Dal mirador Gigi, tutto soddisfatto, dopo la pausetta, sentenzia con un fil di voce: da qui sarà tutto discesa e spiana, discesa e spiana. Voltata la curva, si palesa invece la prima di una lunga serie di rampe ripidissime per le nostre gambe. La risata che ciò mi provoca mi fa quasi svenire per la carenza di ossigeno. Ai 4400m alzo lo sguardo e noto una grossa roccia a forma di mano che fa il dito medio, e penso che oggi proprio alla Pachamama stiamo sul culo.
alpaca e vigogne con pastoressa andina che ci saluta riferendosi a noi come senorita e caballero |
Siamo esausti e abbiamo percorso neanche 40km. Cominciamo a disperare di arrivare in tempo a Imata, ma vorremmo evitare un'altra notte in tenda. Abbiamo bisogno di riposo vero e sodo. Ma qui le salite si susseguono come i grani del rosario che mi passano fra le dita, e sulle ultime siamo costretti ad camminare spingendo la bici.
La svolta avviene alla stazione di Pillones, una fermata dei treni in mezzo al nulla, ma nei pressi di una cava. C'è una gentilissima signora che ci rifocilla e ci passa pure due sedie, sempre dalla finestra. Facciamo due chiacchiere e lei resta stupita della nostra impresa, e ci chiede quanta coca ci caliamo per fare tutto questo.
Ripartiamo e la musica è tutta un'altra. Ad esclusione di una minuscla salitella, davanti a noi si apre finalmente l'altiplano, e corrisponde a una definizione condivisibile di altiplano. Qualcosa che resta piano, in alto. Senza più brusche montagne russe. In più il vento si è alzato ed è perfettamente a favore. VOLIAMO.

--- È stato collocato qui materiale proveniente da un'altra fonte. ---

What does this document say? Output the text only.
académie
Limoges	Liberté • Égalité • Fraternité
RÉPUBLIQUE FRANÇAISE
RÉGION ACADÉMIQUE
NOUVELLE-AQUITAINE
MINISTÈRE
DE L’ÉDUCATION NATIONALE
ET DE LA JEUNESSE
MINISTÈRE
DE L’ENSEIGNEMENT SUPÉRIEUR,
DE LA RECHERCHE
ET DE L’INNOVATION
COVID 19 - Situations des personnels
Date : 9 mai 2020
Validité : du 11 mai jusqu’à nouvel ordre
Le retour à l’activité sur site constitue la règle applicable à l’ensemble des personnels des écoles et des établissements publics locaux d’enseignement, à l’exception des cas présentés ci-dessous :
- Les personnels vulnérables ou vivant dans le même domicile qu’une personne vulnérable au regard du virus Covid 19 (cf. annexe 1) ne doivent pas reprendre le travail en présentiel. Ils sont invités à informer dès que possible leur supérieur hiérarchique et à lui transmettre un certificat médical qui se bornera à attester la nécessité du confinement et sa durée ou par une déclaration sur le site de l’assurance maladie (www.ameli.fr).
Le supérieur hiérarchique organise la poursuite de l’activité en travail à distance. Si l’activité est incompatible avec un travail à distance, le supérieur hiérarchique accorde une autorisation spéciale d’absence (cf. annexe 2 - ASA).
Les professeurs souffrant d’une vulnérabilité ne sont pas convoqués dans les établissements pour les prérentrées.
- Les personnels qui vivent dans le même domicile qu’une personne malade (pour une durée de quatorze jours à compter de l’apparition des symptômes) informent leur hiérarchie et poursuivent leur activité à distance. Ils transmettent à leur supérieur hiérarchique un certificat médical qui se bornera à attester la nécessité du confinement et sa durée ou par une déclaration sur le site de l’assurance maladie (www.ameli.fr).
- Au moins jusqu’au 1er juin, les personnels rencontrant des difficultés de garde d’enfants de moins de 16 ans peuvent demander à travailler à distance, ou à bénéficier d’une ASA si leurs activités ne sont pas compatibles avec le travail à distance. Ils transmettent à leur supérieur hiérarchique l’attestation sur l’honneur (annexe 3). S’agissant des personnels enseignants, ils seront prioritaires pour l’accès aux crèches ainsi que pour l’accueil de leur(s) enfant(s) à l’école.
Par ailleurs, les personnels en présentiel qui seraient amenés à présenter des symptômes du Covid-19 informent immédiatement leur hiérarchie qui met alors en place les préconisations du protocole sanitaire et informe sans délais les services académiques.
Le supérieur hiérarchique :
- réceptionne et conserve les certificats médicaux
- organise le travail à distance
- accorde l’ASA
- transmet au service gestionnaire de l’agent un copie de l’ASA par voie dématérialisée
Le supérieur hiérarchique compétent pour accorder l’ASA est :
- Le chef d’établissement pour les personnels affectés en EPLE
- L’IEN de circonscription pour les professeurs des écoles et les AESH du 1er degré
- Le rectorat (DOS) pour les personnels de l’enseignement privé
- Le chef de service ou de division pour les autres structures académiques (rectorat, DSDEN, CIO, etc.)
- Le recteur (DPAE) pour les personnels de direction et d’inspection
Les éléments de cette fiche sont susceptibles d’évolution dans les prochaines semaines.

Boschi di pietra e camelidi ci vedono passare rapidi e così la meta si avvicina in fretta. Siamo veramente cotti, arrivare è una benedizione.
Ed eccoci nella ridente Imata, o meglio, Comisaria rural di San antonio de Chuca. Con il suo arco, le sue statue alla vigogna e all'alpaca e la sua ferrovia.
Prendiamo alloggio nell'hospedaje che pare più sano, quello senza cani e senza carogne all'uscio. Scopriamo ahimè che non c'è acqua, ma pace, ci laveremo in un'altra vita. Le coperte sono spesse e calde e la sera la signora ci prepara riso e pollo alla piastra. E dalla finestra godiamo di un tramonto su queste vette che, viste da quassù, non paiono nemmeno poi così alte... Sono "colline" da 6000m!
Ora riposo: i prossimi giorni saranno ancora impegnativi e dobbiamo essere in gran forma per giungere a sua maestà il Titicaca!